The card limit catches people who assume their dollar card works like the local one. For personal international online spending, NRB caps an individual at USD 500 per fiscal year, counted cumulatively across every card and bank you hold (source). IT and software businesses get USD 3,000 a year, and registered IT-service exporters up to USD 5,000, which connects to the broader remote-work and USD-earnings rules. The same USD card ceilings shape when a credit card actually makes sense in Nepal.

A prepaid travel card loaded under the passport facility is the better tool for an actual trip. Everest Bank's travel card, for instance, allows up to USD 5,000 a month, USD 1,000 a day at ATMs and USD 2,500 a day at point of sale, and works worldwide except in Nepal and India (source). The travel card draws on your endorsed USD 3,000, so it is a delivery method, not extra headroom.

The 30-day rule and the penalties

Two rules close the loop. First, foreign currency you obtained but could not use must be sold back to a bank or licensed money changer within 30 days of realising it will go unused (source). You cannot legally sit on a dollar stockpile bought for a cancelled trip.
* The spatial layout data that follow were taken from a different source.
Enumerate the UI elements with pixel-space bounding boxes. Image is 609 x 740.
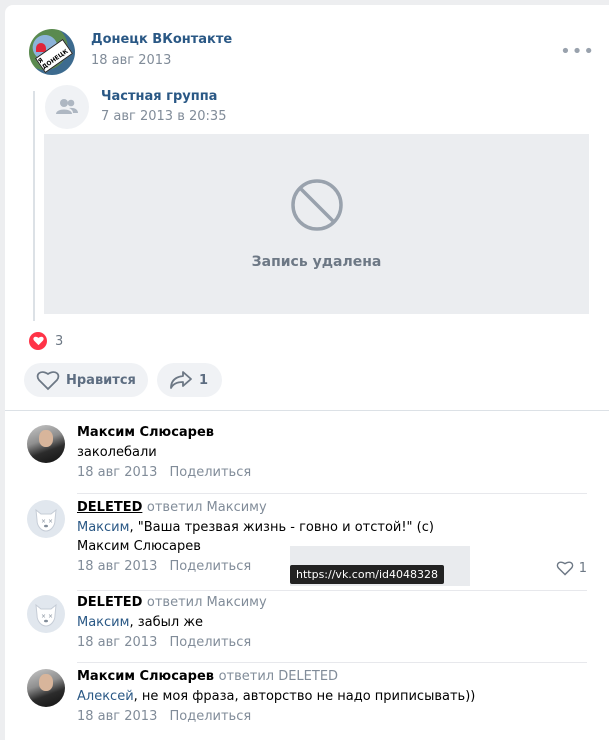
deleted-dog-icon: × × xyxy=(35,603,57,627)
comment-author-line: Максим Слюсарев ответил DELETED xyxy=(77,669,587,684)
reply-addressee[interactable]: Максим xyxy=(77,615,129,630)
reply-indicator[interactable]: ответил Максиму xyxy=(147,500,267,515)
comment-meta: 18 авг 2013 Поделиться xyxy=(77,465,587,480)
svg-text:×: × xyxy=(41,518,46,525)
reply-indicator[interactable]: ответил Максиму xyxy=(147,595,267,610)
comment-text: заколебали xyxy=(77,445,157,460)
comment-like-button[interactable]: 1 xyxy=(556,560,587,576)
deleted-user-avatar[interactable]: × × xyxy=(27,595,65,633)
like-button-label: Нравится xyxy=(66,372,136,388)
heart-outline-icon xyxy=(556,561,574,576)
deleted-user-avatar[interactable]: × × xyxy=(27,500,65,538)
deleted-post-text: Запись удалена xyxy=(251,254,382,270)
reply-addressee[interactable]: Максим xyxy=(77,520,129,535)
comment-author[interactable]: Максим Слюсарев xyxy=(77,669,214,684)
comment-author[interactable]: DELETED xyxy=(77,595,142,610)
private-group-avatar[interactable] xyxy=(45,85,89,129)
comment-author[interactable]: Максим Слюсарев xyxy=(77,425,587,440)
comment-share-link[interactable]: Поделиться xyxy=(170,635,252,650)
deleted-post-placeholder: Запись удалена xyxy=(44,134,589,314)
post-date[interactable]: 18 авг 2013 xyxy=(91,53,171,68)
comment-separator xyxy=(77,590,587,591)
commenter-avatar[interactable] xyxy=(27,669,65,707)
comment-date[interactable]: 18 авг 2013 xyxy=(77,635,157,650)
users-icon xyxy=(56,99,78,114)
comment-share-link[interactable]: Поделиться xyxy=(170,465,252,480)
share-arrow-icon xyxy=(170,371,192,389)
comment-text: Алексей, не моя фраза, авторство не надо… xyxy=(77,689,476,704)
share-count: 1 xyxy=(199,372,209,388)
share-button[interactable]: 1 xyxy=(157,363,222,397)
reply-indicator[interactable]: ответил DELETED xyxy=(219,669,339,684)
comment-share-link[interactable]: Поделиться xyxy=(170,709,252,724)
reply-addressee[interactable]: Алексей xyxy=(77,689,134,704)
comment-date[interactable]: 18 авг 2013 xyxy=(77,709,157,724)
commenter-avatar[interactable] xyxy=(27,425,65,463)
heart-reaction-icon xyxy=(29,332,47,350)
repost-author[interactable]: Частная группа xyxy=(101,89,217,104)
prohibited-icon xyxy=(290,179,343,231)
comment-meta: 18 авг 2013 Поделиться xyxy=(77,635,587,650)
like-button[interactable]: Нравится xyxy=(24,363,148,397)
comment-meta: 18 авг 2013 Поделиться xyxy=(77,709,587,724)
comment-like-count: 1 xyxy=(578,560,587,576)
heart-outline-icon xyxy=(36,371,60,391)
svg-text:×: × xyxy=(48,613,53,620)
comment-author-line: DELETED ответил Максиму xyxy=(77,500,587,515)
svg-text:×: × xyxy=(48,518,53,525)
group-name[interactable]: Донецк ВКонтакте xyxy=(91,32,232,47)
group-avatar[interactable]: Я ДОНЕЦК xyxy=(29,29,75,75)
more-options-icon[interactable]: ••• xyxy=(560,41,595,62)
post-header: Я ДОНЕЦК Донецк ВКонтакте 18 авг 2013 ••… xyxy=(29,29,599,75)
repost-date[interactable]: 7 авг 2013 в 20:35 xyxy=(101,109,226,124)
comment-share-link[interactable]: Поделиться xyxy=(170,559,252,574)
svg-text:×: × xyxy=(41,613,46,620)
comment-author[interactable]: DELETED xyxy=(77,500,142,515)
comment-date[interactable]: 18 авг 2013 xyxy=(77,465,157,480)
post-card: Я ДОНЕЦК Донецк ВКонтакте 18 авг 2013 ••… xyxy=(5,5,609,740)
link-tooltip: https://vk.com/id4048328 xyxy=(290,565,445,584)
repost-border xyxy=(33,91,35,321)
comment-separator xyxy=(77,662,587,663)
comment-text: Максим, "Ваша трезвая жизнь - говно и от… xyxy=(77,520,434,554)
comment-author-line: DELETED ответил Максиму xyxy=(77,595,587,610)
deleted-dog-icon: × × xyxy=(35,508,57,532)
comment-date[interactable]: 18 авг 2013 xyxy=(77,559,157,574)
comment-separator xyxy=(77,493,587,494)
comment-text: Максим, забыл же xyxy=(77,615,204,630)
comments-divider xyxy=(5,410,609,411)
likes-count: 3 xyxy=(55,333,64,349)
likes-summary[interactable]: 3 xyxy=(29,332,63,350)
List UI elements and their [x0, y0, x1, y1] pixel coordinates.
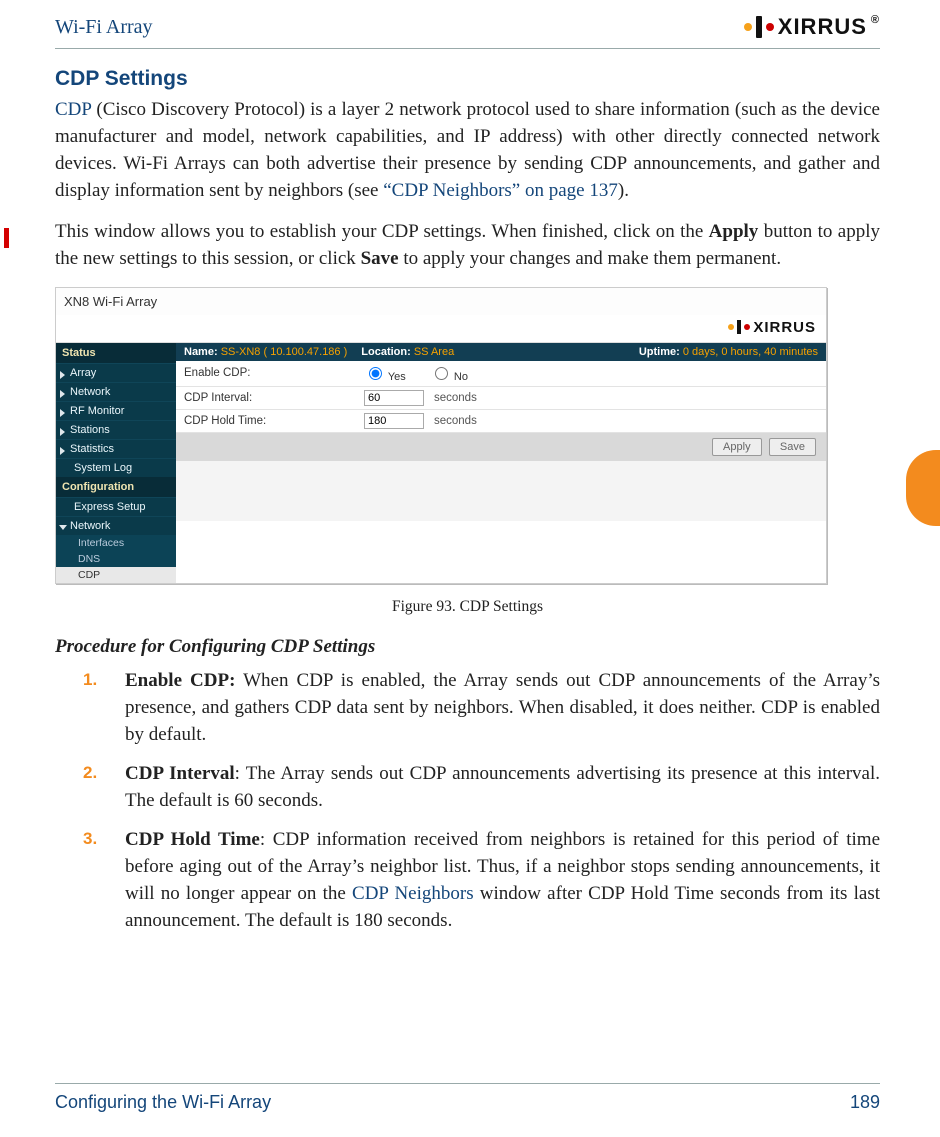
footer-rule: [55, 1083, 880, 1084]
sidebar-item-system-log[interactable]: System Log: [56, 458, 176, 477]
enable-cdp-yes-radio[interactable]: Yes: [364, 364, 406, 383]
logo-bar-icon: [737, 320, 741, 334]
procedure-step-1: Enable CDP: When CDP is enabled, the Arr…: [115, 668, 880, 749]
status-name-value: SS-XN8 ( 10.100.47.186 ): [221, 346, 348, 358]
seconds-unit: seconds: [434, 415, 477, 427]
footer-chapter-title: Configuring the Wi-Fi Array: [55, 1092, 271, 1113]
screenshot-logo: XIRRUS: [728, 319, 816, 336]
apply-term: Apply: [709, 221, 759, 242]
window-title: XN8 Wi-Fi Array: [56, 288, 826, 315]
logo-text: XIRRUS: [753, 319, 816, 336]
nav-sidebar: Status Array Network RF Monitor Stations…: [56, 343, 176, 583]
status-location-value: SS Area: [414, 346, 454, 358]
radio-label: No: [454, 371, 468, 383]
brand-logo: XIRRUS ®: [744, 14, 880, 40]
enable-cdp-label: Enable CDP:: [184, 367, 364, 379]
sidebar-subitem-cdp[interactable]: CDP: [56, 567, 176, 583]
content-panel: Name: SS-XN8 ( 10.100.47.186 ) Location:…: [176, 343, 826, 583]
step-term: Enable CDP:: [125, 670, 235, 691]
logo-bar-icon: [756, 16, 762, 38]
radio-input[interactable]: [435, 367, 448, 380]
step-term: CDP Interval: [125, 763, 235, 784]
cdp-neighbors-xref-link[interactable]: “CDP Neighbors” on page 137: [383, 180, 618, 201]
status-uptime-value: 0 days, 0 hours, 40 minutes: [683, 346, 818, 358]
registered-icon: ®: [871, 14, 880, 26]
cdp-neighbors-link[interactable]: CDP Neighbors: [352, 883, 474, 904]
procedure-list: Enable CDP: When CDP is enabled, the Arr…: [85, 668, 880, 935]
step-text: : The Array sends out CDP announcements …: [125, 763, 880, 811]
procedure-step-3: CDP Hold Time: CDP information received …: [115, 827, 880, 935]
step-term: CDP Hold Time: [125, 829, 260, 850]
status-bar: Name: SS-XN8 ( 10.100.47.186 ) Location:…: [176, 343, 826, 361]
radio-label: Yes: [388, 371, 406, 383]
sidebar-subitem-dns[interactable]: DNS: [56, 551, 176, 567]
text: ).: [618, 180, 629, 201]
seconds-unit: seconds: [434, 392, 477, 404]
text: This window allows you to establish your…: [55, 221, 709, 242]
procedure-heading: Procedure for Configuring CDP Settings: [55, 636, 880, 658]
radio-input[interactable]: [369, 367, 382, 380]
intro-paragraph-2: This window allows you to establish your…: [55, 219, 880, 273]
sidebar-heading-status: Status: [56, 343, 176, 363]
step-text: When CDP is enabled, the Array sends out…: [125, 670, 880, 745]
figure-cdp-settings: XN8 Wi-Fi Array XIRRUS Status Array Netw…: [55, 287, 880, 616]
figure-caption: Figure 93. CDP Settings: [55, 598, 880, 616]
apply-button[interactable]: Apply: [712, 438, 762, 456]
intro-paragraph-1: CDP (Cisco Discovery Protocol) is a laye…: [55, 97, 880, 205]
enable-cdp-no-radio[interactable]: No: [430, 364, 468, 383]
save-term: Save: [361, 248, 399, 269]
logo-dot-icon: [744, 23, 752, 31]
logo-dot-icon: [728, 324, 734, 330]
sidebar-item-stations[interactable]: Stations: [56, 420, 176, 439]
screenshot-window: XN8 Wi-Fi Array XIRRUS Status Array Netw…: [55, 287, 827, 584]
page-footer: Configuring the Wi-Fi Array 189: [55, 1083, 880, 1113]
text: to apply your changes and make them perm…: [399, 248, 782, 269]
cdp-hold-time-input[interactable]: [364, 413, 424, 429]
cdp-interval-input[interactable]: [364, 390, 424, 406]
sidebar-heading-configuration: Configuration: [56, 477, 176, 497]
sidebar-subitem-interfaces[interactable]: Interfaces: [56, 535, 176, 551]
section-heading: CDP Settings: [55, 67, 880, 91]
cdp-interval-label: CDP Interval:: [184, 392, 364, 404]
status-name-label: Name:: [184, 346, 218, 358]
page-number: 189: [850, 1092, 880, 1113]
change-bar: [4, 228, 9, 248]
sidebar-item-network[interactable]: Network: [56, 382, 176, 401]
cdp-hold-time-label: CDP Hold Time:: [184, 415, 364, 427]
sidebar-item-express-setup[interactable]: Express Setup: [56, 497, 176, 516]
procedure-step-2: CDP Interval: The Array sends out CDP an…: [115, 761, 880, 815]
logo-dot-icon: [744, 324, 750, 330]
cdp-glossary-link[interactable]: CDP: [55, 99, 91, 120]
section-tab: [906, 450, 940, 526]
save-button[interactable]: Save: [769, 438, 816, 456]
sidebar-item-rf-monitor[interactable]: RF Monitor: [56, 401, 176, 420]
sidebar-item-statistics[interactable]: Statistics: [56, 439, 176, 458]
running-header: Wi-Fi Array: [55, 16, 153, 39]
button-row: Apply Save: [176, 433, 826, 461]
status-uptime-label: Uptime:: [639, 346, 680, 358]
logo-dot-icon: [766, 23, 774, 31]
status-location-label: Location:: [361, 346, 411, 358]
logo-text: XIRRUS: [778, 14, 867, 40]
sidebar-item-array[interactable]: Array: [56, 363, 176, 382]
header-rule: [55, 48, 880, 49]
sidebar-item-network-config[interactable]: Network: [56, 516, 176, 535]
content-empty-area: [176, 461, 826, 521]
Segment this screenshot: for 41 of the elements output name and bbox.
Second, the penalties for breaking the limits are not nominal. Undeclared or excess currency can be confiscated, with a fine of up to three times the amount involved and imprisonment for serious cases, plus an additional term where the sums are large (source). This is the same Foreign Exchange (Regulation) Act framework that makes hundi illegal; the state treats carrying undeclared cash and moving money through informal channels as branches of the same offence.

What you actually need to know

  • The current travel number is USD 3,000 per trip on the passport facility, for any country except India, with no annual frequency cap. Study, medical, and business travel have their own larger quotas of USD 25,000, USD 15,000, and USD 25,000 a year respectively.
  • Cash carry and card spending are separate, smaller limits. Up to USD 5,000 in cash without declaring, declare above that; only USD 500 a year of personal card spending abroad. Carry larger amounts on a prepaid travel card or draft, not as notes.
  • The numbers move often, so check the year. Most stale advice quotes the USD 1,500 crisis-era cap or the USD 2,500 figure. The Indian-rupee rule in particular was mid-change in late 2025. Confirm the current quota with your bank before you plan around it.